Le ristrettezze diedero anche adito ai primi episodi di insofferenza, uno dei quali vide protagonisti noi ragazzini. Addestrati da mio cugino Aurelio, più “vecchio” di un anno, avevamo imparato a cantare, sull’aria della celebre canzone di Lale Andersen, il seguente ritornello: “Mentre i ingles mangen i rost a nun me tuca suscià i oss, per te Lili Marlèn, per te Lilì Marlén…“.
Fu un errore cantarlo a squarciagola all’oratorio, ma rimediammo con un lungo silenzio consigliato dagli adulti, insolitamente dolci e persuasivi nell’occasione.
E tale in seguito fu il comportamento di mio padre che seppe renderci avveduti complici nell’ascolto di Radio Londra, dal quale all’interno dell’abitazione per ragioni “logistiche” non potevamo essere esclusi. Fummo fieri d’essere depositari di un segreto di famiglia.

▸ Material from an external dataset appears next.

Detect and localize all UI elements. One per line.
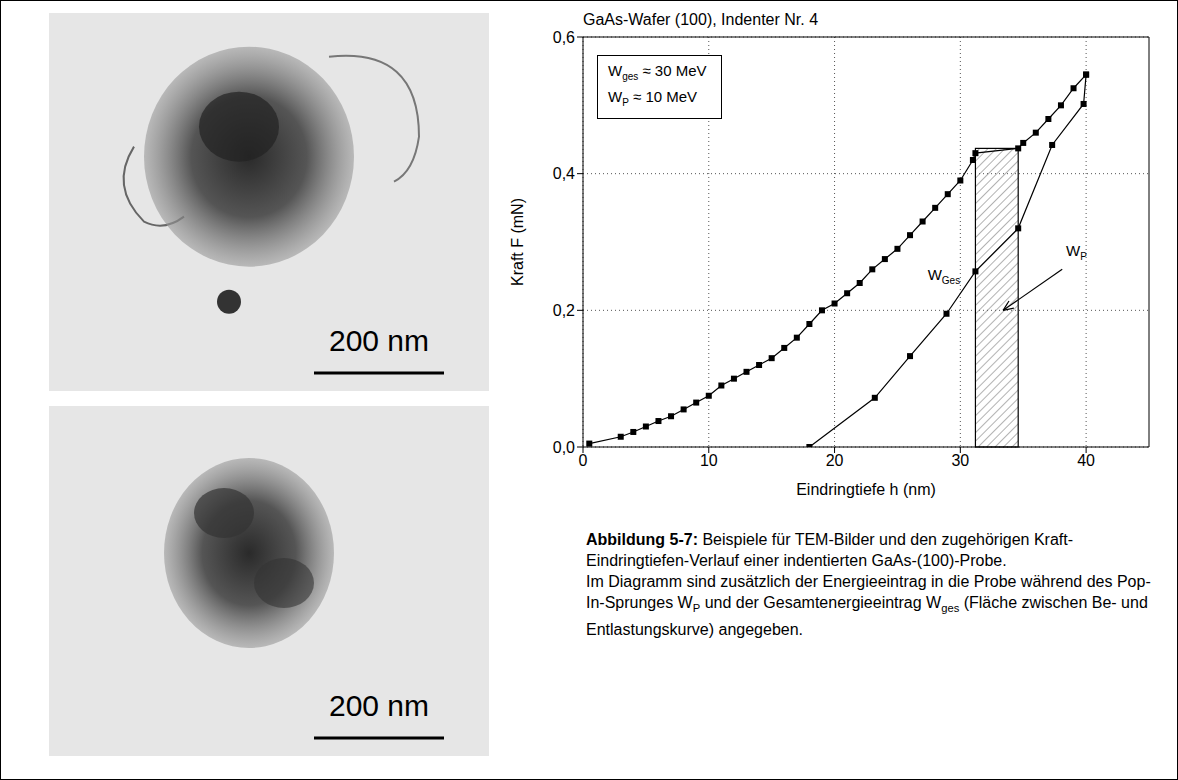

L’ iniziativa degli orti urbani e la grande crisi mi hanno indotto a paralleli indubbiamente forzati, ma è un fatto che viviamo giorni difficili per i quali almeno in termini di solidarietà e collaborazione si dovrebbe recuperare il sentire profondo, l’attenzione al prossimo dei giorni in cui la sofferenza era reale, un male di tutti. Oggi viviamo di corsa, magari al momento ci sentiamo coinvolti in drammi autentici, ma poi li accantoniamo, li rimuoviamo, ognuno per sé e Dio per tutti, l’esatto contrario della rivoluzione cristiana. Esagero? Ma chi si ricorda dei morti e delle distruzioni del terremoto in Emilia, tragedia avvenuta a tre ore d’auto da Varese? E questi vuoti di memoria li abbiamo anche davanti alle sparate elettorali dei partiti, tutti, nessuno escluso da sempre dediti alla conquista di un potere fatto di privilegi per chi lo gestisce e di sacrifici per chi lo subisce. Una vera svolta nel Paese ci sarebbe solo con riforme indilazionabili, prima tra tutte l’abbattimento della casta, il suo dimezzamento. Invece oggi nessuno più ne parla.
Non ho dubbi, sono loro, i partiti, tutti quelli che contano, la Lili Marleen dell’Italia 2013. E nun suscium i oss.